What Are the Different Types of Loans and Financing Available?

January 12, 2012

Signs show small businesses loans from banks are slowly increasing. According to data from Thomson Reuters/PayNet lending index, small business loans have climbed to a three-year high of 18%. Yet, a study from Pepperdine University found that 60% of small businesses failed to get loans.

In fact, one bank is trying to close some of its small business loans. The Bank of America has been contacting small businesses to request they pay off their loans sooner, or switch to a more expensive option with higher interest rates. Read the Bank of America story at Los Angeles Times.

Working capital is available from sources other than banks. However, not all of them fit every business and these are some of the possibilities.
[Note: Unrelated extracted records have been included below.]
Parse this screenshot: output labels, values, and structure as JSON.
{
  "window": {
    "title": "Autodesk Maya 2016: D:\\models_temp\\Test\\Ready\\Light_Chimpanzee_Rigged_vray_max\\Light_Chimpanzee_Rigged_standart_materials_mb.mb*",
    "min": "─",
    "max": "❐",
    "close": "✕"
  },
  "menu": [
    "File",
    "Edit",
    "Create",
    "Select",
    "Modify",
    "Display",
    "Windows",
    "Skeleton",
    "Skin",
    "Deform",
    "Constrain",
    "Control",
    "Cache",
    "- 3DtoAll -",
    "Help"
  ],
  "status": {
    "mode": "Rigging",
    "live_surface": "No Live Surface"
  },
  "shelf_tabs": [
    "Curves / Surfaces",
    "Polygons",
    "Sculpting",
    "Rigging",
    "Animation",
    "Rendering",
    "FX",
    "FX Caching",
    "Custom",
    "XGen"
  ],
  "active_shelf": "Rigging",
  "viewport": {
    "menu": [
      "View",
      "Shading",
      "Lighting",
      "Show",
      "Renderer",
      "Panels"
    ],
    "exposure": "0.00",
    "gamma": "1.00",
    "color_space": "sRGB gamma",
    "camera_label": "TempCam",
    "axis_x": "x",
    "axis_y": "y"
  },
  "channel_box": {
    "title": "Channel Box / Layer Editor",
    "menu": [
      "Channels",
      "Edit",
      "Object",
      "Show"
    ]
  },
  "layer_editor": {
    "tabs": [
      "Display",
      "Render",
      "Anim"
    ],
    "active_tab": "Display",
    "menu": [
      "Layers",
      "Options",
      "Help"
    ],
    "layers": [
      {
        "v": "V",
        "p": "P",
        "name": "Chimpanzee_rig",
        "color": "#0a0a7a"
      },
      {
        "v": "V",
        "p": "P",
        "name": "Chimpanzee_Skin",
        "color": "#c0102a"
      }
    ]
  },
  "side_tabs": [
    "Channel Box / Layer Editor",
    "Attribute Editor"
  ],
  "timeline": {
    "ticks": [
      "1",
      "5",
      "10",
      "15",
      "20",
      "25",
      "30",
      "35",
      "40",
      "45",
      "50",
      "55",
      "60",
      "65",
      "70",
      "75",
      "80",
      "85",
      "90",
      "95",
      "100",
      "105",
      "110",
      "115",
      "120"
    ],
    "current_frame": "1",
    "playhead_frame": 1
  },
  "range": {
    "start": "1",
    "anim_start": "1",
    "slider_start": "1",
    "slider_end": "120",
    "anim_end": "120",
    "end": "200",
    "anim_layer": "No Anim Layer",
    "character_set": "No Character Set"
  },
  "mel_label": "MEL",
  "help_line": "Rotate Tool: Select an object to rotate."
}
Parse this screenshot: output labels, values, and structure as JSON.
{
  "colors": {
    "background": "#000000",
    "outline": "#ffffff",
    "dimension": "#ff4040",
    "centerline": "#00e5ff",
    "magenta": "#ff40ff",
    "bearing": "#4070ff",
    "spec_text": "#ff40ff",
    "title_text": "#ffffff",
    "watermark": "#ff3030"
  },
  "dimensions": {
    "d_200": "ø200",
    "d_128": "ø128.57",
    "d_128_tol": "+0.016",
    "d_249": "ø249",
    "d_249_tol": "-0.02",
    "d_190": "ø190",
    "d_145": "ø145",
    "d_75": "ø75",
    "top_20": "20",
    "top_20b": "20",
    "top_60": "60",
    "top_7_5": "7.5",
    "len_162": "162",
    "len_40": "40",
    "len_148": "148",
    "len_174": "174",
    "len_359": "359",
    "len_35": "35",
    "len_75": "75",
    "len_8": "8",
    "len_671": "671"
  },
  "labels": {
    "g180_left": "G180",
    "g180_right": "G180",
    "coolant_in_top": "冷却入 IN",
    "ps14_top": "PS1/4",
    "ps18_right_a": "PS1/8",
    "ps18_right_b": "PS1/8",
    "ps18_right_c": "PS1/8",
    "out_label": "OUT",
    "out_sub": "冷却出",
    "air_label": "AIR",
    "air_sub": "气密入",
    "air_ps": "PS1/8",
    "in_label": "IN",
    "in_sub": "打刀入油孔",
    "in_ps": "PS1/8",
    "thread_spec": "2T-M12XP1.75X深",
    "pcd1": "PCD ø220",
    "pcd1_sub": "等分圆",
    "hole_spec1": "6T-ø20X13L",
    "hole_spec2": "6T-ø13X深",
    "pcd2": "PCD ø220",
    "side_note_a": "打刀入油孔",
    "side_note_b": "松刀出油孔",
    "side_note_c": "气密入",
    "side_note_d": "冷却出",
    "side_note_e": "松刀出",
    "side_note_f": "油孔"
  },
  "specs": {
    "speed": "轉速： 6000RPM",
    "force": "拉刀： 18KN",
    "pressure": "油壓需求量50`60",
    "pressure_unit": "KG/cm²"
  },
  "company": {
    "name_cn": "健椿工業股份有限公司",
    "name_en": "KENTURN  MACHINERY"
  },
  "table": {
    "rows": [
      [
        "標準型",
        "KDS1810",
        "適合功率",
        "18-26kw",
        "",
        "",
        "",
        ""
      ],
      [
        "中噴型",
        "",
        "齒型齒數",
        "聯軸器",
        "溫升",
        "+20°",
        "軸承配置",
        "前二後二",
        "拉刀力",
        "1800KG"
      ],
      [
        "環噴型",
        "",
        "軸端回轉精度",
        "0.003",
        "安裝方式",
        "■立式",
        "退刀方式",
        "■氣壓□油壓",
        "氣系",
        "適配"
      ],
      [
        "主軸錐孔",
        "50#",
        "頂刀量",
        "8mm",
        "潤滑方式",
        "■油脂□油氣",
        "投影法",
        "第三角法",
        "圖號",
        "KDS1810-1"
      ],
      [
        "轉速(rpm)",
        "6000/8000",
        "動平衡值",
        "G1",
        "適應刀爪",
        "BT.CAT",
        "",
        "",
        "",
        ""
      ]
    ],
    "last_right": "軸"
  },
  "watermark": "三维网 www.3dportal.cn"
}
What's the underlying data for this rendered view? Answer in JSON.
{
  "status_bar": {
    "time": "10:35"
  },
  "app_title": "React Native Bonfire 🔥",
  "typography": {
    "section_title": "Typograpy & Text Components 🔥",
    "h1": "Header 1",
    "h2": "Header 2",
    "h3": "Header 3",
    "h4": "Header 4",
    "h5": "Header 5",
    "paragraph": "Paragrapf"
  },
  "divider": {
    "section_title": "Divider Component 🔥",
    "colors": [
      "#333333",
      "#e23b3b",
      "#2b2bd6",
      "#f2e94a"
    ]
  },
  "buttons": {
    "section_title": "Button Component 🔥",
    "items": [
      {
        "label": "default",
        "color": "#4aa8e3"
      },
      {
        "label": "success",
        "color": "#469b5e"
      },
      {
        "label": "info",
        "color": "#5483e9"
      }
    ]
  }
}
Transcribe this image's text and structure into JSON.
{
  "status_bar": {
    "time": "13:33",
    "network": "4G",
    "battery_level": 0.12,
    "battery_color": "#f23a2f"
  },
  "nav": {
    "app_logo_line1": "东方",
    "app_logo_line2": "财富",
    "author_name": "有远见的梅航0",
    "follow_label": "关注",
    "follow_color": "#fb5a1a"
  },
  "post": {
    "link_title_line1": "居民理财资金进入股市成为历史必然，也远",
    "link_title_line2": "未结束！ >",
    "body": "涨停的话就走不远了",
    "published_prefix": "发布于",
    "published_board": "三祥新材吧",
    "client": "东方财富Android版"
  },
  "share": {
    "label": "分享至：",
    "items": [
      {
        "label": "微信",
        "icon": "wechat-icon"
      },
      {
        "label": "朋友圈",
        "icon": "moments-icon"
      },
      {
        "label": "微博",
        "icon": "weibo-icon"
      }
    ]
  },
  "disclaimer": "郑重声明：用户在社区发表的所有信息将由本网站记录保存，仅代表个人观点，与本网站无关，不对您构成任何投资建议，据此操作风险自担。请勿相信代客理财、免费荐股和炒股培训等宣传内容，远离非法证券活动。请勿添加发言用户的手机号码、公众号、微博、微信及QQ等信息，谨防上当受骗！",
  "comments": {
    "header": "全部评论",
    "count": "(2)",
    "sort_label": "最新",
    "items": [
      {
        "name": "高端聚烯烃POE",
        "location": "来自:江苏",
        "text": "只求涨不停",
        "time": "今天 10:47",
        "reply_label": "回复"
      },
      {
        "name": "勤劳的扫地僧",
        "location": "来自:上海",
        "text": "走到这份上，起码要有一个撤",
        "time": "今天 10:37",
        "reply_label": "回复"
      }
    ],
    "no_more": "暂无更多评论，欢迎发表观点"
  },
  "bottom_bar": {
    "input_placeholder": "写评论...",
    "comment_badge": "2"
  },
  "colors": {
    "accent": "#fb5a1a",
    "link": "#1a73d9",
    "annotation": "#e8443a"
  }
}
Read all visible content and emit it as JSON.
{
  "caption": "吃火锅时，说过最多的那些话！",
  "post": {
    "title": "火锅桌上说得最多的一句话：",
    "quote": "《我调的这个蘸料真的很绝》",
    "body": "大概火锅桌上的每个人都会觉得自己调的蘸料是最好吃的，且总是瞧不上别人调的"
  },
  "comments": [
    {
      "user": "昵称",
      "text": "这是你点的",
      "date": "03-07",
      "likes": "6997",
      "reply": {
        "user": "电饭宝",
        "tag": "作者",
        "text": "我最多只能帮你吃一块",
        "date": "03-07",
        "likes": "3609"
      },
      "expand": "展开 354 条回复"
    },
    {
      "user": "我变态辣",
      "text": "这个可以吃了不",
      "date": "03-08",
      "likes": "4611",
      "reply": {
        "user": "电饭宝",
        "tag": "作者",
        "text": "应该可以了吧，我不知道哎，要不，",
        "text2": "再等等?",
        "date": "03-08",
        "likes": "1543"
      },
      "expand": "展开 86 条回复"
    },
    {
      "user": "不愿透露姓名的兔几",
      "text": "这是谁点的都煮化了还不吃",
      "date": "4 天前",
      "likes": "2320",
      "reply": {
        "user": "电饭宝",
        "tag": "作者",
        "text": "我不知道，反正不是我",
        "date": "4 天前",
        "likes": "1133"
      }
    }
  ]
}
Angel investors are affluent individuals who invest their own funds in exchange for ownership equity or convertible debt. Also known as informal investor or business angel, some know the business or industry and investing in a business keeps them involved. They may request little or no control as they're more interested in the opportunity and the company's value potential.

Crowd funding involves a group of people who pool their money and resources. This network may know and trust each other. The downside of this funding is that the person with the idea will have to share the product or service early in the game. This puts the company's success at risk because another competitor with more resources could gain advantage.

Financial services companies offer financing options and rates that vary from company to company. This could include invoice financing, purchase order financing, factoring asset-based lending and commercial equipment financing. They usually have different qualification requirements and more flexibility than banks.

Microfinancing funds low-income or unemployed individuals with no means to get traditional financing. It's been getting a lot of coverage in the news, so I had to include it even though it's not meant for small businesses.

Peer-to-peer (P2P) loans come from individuals who may be strangers, friends or family. They have lower overhead than a bank allowing you to borrow money at lower interest rates. While these remove lending institutions from the equation, they can require more time and risk than traditional loans. Despite the low overhead, some P2P loans have higher interest rates than standard bank loans because of the risks involved.

SBA loan programs from U.S. Small Business Administration help small businesses owners finance or grow their business. The organization isn't a lender. Instead, it acts like a facilitator by setting guidelines for its partners to use in giving out loans. SBA's loan programs include 7(a) loans, Certified Development Company (CDC)/504 Loan Program and the Microloan Program. Here's a post with details about SBA's loan programs.

Venture capitals (VC) provide funding to companies with high potential during the early stages. In exchange, venture capitalists can significantly own equity and gain control over a company's decisions.

As you consider funding your business, think about whether you want a loan, funding in exchange for equity, selling your accounts receivables or bootstrapping. You can find the right funding solution for your business by doing your research, being thorough and asking questions.

What has your experience been with funding? What stories have you heard about others using any of these options?